14. La Cour rappelle les principes découlant de sa jurisprudence en matière de protection de la vie privée et de liberté d'expression, lesquels sont résumés, notamment, dans les arrêts Couderc et Hachette Filipacchi Associés c. France ([GC], n o 40454/07, §§ 83-93, CEDH 2015 (extraits)) et Tarman c. Turquie (n o 63903/10, §§ 36-38, 21 novembre 2017).

15. Elle note qu'en l'espèce, à l'issue d'une procédure civile intentée par R.H.B., le requérant a été condamné à verser à ce dernier des dommages et intérêts pour atteinte à la réputation. Il a été reproché au requérant d'avoir critiqué par voie de presse le comportement de R.H.B. s'agissant des plaintes que celui-ci avait déposées contre des journalistes qui avaient publié des articles sur l'appel téléphonique passé par un proche de R.H.B. à l'un des prévenus dans le cadre d'une affaire pénale par le biais d'une ligne téléphonique enregistrée au nom de R.H.B.
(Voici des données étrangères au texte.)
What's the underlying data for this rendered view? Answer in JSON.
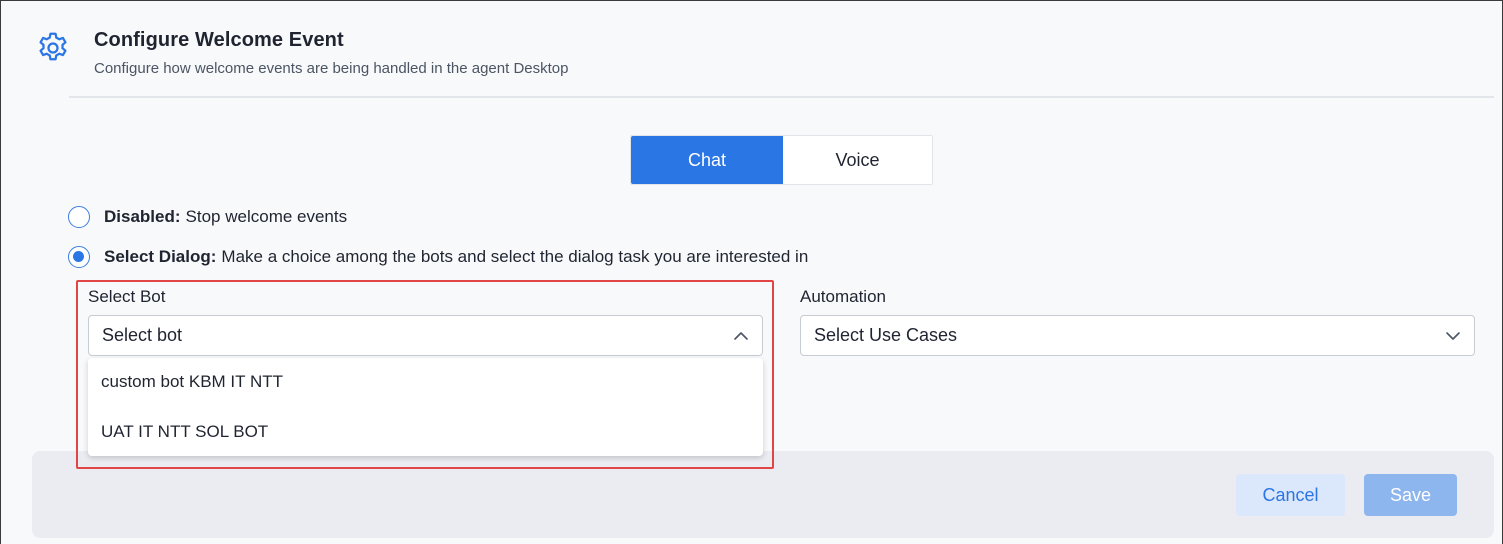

16. La Cour rappelle que, pour apprécier si la mise en balance par les autorités nationales entre le droit du requérant à la liberté d'expression et le droit de la partie adverse à la protection de la réputation s'est faite dans le respect des critères établis par sa jurisprudence ( Tarman , précité, § 38), elle doit essentiellement prêter attention à la motivation retenue par le juge national ( ibidem , § 40).

17. Dans la présente affaire, elle observe à cet égard que, dans son jugement du 29 mars 2011, le tribunal de grande instance a considéré que l'article du requérant était attentatoire à la réputation de R.H.B. et que, en l'espèce, la protection des droits de ce dernier l'emportait sur l'intérêt public. Pour aboutir à cette conclusion, le tribunal de grande instance a seulement indiqué, en citant certains passages de l'article litigieux (paragraphe 7 ci-dessus), que celui-ci contenait des expressions outrepassant les limites de la liberté d'expression et des mots ne reflétant pas la réalité. L'arrêt de la Cour de cassation du 16 février 2012 confirmant le jugement susmentionné du 29 mars 2011, quant à lui, n'a fait qu'indiquer que certains passages de l'article en question outrepassaient « les limites de la critique » (paragraphe 9 ci-dessus), sans motiver plus avant sa décision.

18. La Cour ne peut que constater, en l'occurrence, que les juridictions nationales se sont bornées à déclarer que l'article du requérant renfermait des éléments outrepassant « les limites de la critique » et ne reflétant pas la réalité, et qu'elles n'ont pas précisé quels critères elles avaient pris en compte pour parvenir à cette conclusion. Les décisions nationales ne permettent donc pas de savoir de quelle manière l'article du requérant avait atteint la réputation de R.H.B. et comment les juridictions ont mené à bien leur tâche consistant à mettre en balance le droit à la liberté d'expression du requérant et le droit de R.H.B. à la protection de sa réputation.

19. Eu égard à ce qui précède, la Cour considère que, dans les circonstances de l'espèce, les autorités nationales n'ont pas effectué une mise en balance entre les intérêts en jeu conforme aux critères établis par sa jurisprudence.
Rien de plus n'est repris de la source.